Ovum outlines the true business value of communications-enabled business processes (CEBPs): driving agility and easing mobility integration
Melbourne, 14 February, 2013 – In the current operating environment, organizations need to improve the efficiency of business processes and provide better services and innovative products to customers through both established and emerging channels to ensure competitive advantage in the marketplace, says the global analyst firm, Ovum.
In a new report*, the global analysts reveals that IT is under pressure to combine existing resources and infrastructure with emerging technologies to deliver the desired functionality in the most cost-effective and time-efficient manner. Communications enablement can reduce the latency associated with human involvement in business processes and provide many benefits such as more efficient resource utilization, faster time-to-value, and more effective collaboration, both within and between enterprises.
“The rapid proliferation of mobility solutions is creating complex integration issues that need new solutions.
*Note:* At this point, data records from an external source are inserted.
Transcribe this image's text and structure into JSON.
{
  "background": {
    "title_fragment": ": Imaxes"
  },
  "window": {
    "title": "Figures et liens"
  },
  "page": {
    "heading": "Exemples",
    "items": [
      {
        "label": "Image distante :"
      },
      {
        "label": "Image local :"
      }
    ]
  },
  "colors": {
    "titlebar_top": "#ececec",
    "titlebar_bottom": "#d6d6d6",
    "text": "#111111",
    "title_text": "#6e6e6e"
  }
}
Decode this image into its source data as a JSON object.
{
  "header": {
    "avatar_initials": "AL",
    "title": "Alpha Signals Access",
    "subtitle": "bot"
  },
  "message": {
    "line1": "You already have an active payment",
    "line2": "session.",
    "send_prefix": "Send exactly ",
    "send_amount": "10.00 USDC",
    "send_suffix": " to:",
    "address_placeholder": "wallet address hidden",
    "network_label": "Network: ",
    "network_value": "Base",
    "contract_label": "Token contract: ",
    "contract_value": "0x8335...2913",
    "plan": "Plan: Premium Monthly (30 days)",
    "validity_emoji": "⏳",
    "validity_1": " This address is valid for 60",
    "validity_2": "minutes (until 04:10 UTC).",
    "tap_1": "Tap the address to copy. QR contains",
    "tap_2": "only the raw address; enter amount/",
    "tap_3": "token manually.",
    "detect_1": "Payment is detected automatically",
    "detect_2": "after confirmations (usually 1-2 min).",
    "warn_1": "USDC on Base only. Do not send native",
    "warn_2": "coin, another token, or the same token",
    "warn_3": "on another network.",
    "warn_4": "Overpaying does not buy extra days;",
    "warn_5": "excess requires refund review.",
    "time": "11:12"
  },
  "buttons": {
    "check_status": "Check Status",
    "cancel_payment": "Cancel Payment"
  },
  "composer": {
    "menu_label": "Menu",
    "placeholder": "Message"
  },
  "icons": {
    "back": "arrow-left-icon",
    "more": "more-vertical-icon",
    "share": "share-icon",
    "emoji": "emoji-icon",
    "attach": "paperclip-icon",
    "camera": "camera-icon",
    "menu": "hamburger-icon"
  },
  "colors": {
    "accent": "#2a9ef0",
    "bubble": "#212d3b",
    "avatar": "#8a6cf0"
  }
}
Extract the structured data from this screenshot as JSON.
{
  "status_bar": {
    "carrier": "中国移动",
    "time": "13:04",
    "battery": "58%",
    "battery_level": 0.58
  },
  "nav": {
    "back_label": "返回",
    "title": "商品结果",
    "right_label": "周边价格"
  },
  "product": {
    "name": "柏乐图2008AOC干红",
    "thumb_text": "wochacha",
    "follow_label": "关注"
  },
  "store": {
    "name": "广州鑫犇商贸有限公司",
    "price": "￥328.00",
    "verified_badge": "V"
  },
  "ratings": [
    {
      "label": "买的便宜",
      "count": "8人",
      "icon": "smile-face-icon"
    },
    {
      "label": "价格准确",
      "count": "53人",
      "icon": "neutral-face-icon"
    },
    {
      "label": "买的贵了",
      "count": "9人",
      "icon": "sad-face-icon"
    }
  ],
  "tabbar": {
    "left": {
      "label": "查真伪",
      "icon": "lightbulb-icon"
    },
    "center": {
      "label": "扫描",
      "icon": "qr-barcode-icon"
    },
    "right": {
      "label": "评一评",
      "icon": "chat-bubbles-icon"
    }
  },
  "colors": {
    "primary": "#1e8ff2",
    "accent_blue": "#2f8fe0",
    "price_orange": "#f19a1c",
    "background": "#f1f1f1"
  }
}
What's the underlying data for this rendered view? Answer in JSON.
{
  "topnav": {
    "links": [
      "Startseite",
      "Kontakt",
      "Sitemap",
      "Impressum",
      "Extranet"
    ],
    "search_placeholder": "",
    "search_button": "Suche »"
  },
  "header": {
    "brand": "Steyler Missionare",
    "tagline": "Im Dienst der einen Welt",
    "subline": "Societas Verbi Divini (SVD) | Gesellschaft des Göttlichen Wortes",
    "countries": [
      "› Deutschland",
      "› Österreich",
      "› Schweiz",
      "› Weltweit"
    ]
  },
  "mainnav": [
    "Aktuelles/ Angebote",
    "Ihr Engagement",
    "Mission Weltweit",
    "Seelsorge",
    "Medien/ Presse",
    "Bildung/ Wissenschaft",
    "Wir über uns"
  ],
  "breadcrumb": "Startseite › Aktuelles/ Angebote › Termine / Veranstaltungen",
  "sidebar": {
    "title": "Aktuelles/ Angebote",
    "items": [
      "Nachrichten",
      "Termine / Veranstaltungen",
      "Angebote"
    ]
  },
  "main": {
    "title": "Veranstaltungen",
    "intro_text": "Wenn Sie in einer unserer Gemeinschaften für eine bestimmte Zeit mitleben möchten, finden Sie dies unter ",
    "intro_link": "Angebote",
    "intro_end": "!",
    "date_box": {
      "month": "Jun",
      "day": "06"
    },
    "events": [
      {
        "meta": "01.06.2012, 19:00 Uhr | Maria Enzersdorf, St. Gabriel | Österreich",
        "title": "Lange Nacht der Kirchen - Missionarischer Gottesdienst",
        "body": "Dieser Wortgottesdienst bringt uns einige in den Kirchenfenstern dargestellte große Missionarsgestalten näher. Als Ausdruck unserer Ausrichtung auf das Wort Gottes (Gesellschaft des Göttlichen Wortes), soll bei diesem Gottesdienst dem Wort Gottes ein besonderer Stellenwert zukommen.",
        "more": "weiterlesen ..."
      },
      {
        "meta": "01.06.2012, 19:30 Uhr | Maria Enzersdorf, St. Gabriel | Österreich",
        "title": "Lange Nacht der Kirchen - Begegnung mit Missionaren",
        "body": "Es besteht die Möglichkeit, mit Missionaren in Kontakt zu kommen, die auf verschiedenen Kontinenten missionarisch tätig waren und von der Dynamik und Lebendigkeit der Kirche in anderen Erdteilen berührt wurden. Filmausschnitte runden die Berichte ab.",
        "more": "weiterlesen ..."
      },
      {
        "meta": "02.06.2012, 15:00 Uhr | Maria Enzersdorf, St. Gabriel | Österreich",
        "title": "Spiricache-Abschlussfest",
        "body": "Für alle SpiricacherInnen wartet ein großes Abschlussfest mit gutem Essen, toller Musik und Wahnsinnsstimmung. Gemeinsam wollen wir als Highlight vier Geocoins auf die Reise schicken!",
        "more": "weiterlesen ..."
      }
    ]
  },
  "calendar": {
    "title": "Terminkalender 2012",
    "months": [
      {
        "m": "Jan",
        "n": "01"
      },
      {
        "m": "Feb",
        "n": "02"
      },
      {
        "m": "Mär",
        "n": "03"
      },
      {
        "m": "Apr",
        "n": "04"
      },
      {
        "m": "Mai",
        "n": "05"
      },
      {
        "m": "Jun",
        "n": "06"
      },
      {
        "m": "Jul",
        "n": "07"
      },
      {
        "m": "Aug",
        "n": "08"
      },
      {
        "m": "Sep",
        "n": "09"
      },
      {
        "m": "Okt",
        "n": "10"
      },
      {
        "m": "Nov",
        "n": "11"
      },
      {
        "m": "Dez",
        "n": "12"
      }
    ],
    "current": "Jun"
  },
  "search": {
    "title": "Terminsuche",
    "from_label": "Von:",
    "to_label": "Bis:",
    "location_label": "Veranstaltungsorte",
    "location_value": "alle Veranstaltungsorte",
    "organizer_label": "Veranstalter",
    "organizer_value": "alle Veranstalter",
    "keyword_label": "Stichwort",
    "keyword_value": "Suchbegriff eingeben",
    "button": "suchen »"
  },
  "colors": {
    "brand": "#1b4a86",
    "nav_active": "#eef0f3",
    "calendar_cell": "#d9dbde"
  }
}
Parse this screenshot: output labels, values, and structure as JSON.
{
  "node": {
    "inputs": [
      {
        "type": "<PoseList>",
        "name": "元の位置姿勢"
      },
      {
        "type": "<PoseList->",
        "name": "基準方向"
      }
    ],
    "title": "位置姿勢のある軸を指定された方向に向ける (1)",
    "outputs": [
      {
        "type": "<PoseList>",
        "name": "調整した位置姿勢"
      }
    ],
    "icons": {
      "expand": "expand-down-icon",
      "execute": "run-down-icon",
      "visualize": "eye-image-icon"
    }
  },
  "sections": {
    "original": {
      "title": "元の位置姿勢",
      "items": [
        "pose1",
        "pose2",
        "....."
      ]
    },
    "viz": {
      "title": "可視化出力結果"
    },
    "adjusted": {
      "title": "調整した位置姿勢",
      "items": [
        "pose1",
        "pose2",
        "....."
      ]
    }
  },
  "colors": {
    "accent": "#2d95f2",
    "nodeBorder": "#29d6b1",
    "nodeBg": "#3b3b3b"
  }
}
Lightweight mobile middleware is gaining ground as a suitable approach for integration of mobility solutions with enterprise IT systems and business process,” explains Saurabh Sharma, senior analyst at Ovum and author of the report. “Mobility will drive demand for communications-enabled business process (CEBP) development, to enable person-to-person interactions, as well as application/business process-to-person and person-to-application/business process interactions.”
Many CEBP development platforms are highly proprietary and do not provide all the necessary tools and interfaces to ease the complexity of communications and business process integration. Customization work done by system integrators (SIs) to enable the integration of communications services with specific business processes adds to the total cost of ownership (TCO) of unified communications and collaboration (UCC) solutions and, for this reason, is not a sustainable approach in the long run.
Sharma adds: “CEBP development should not be approached as a one-off project. Instead, organizations should develop a strategy and roadmap, and prioritize business processes for communications enablement based on their business value. Organizations should focus on leveraging existing integration architecture for the development of CEBPs and to enable integration between disparate applications; service-oriented architecture (SOA) and event-driven architecture (EDA) are architectural prerequisites for CEBPs.”
CEBP development platforms offered by different UCC vendors vary in terms of approach to communications enablement of business processes and applications. UCC vendors such as Avaya and Alcatel-Lucent are offering open standards based APIs and SDKs for the development of CEBPs. Other vendors such as IBM and Microsoft are using their UCC suites to add communications functionality to business processes and applications. A few vendors (such as IBM and Software AG) facilitate communications and business process integration via their business process management (BPM) suites. Then there are CEBP solutions that cater for specific requirements such as interactive voice response (IVR), automated call distribution (ACD), closed-loop notification services, and workload management.
“Interoperability and integration remain a major barrier to CEBP adoption as only a few CEBP development platforms support a wide range of open standards and protocols such as session initiation protocol (SIP), voice extensible markup language (VoiceXML), asynchronous JavaScript and XML (Ajax), web services description language (WSDL), and extensible messaging and presence protocol (XMPP),” concludes Sharma.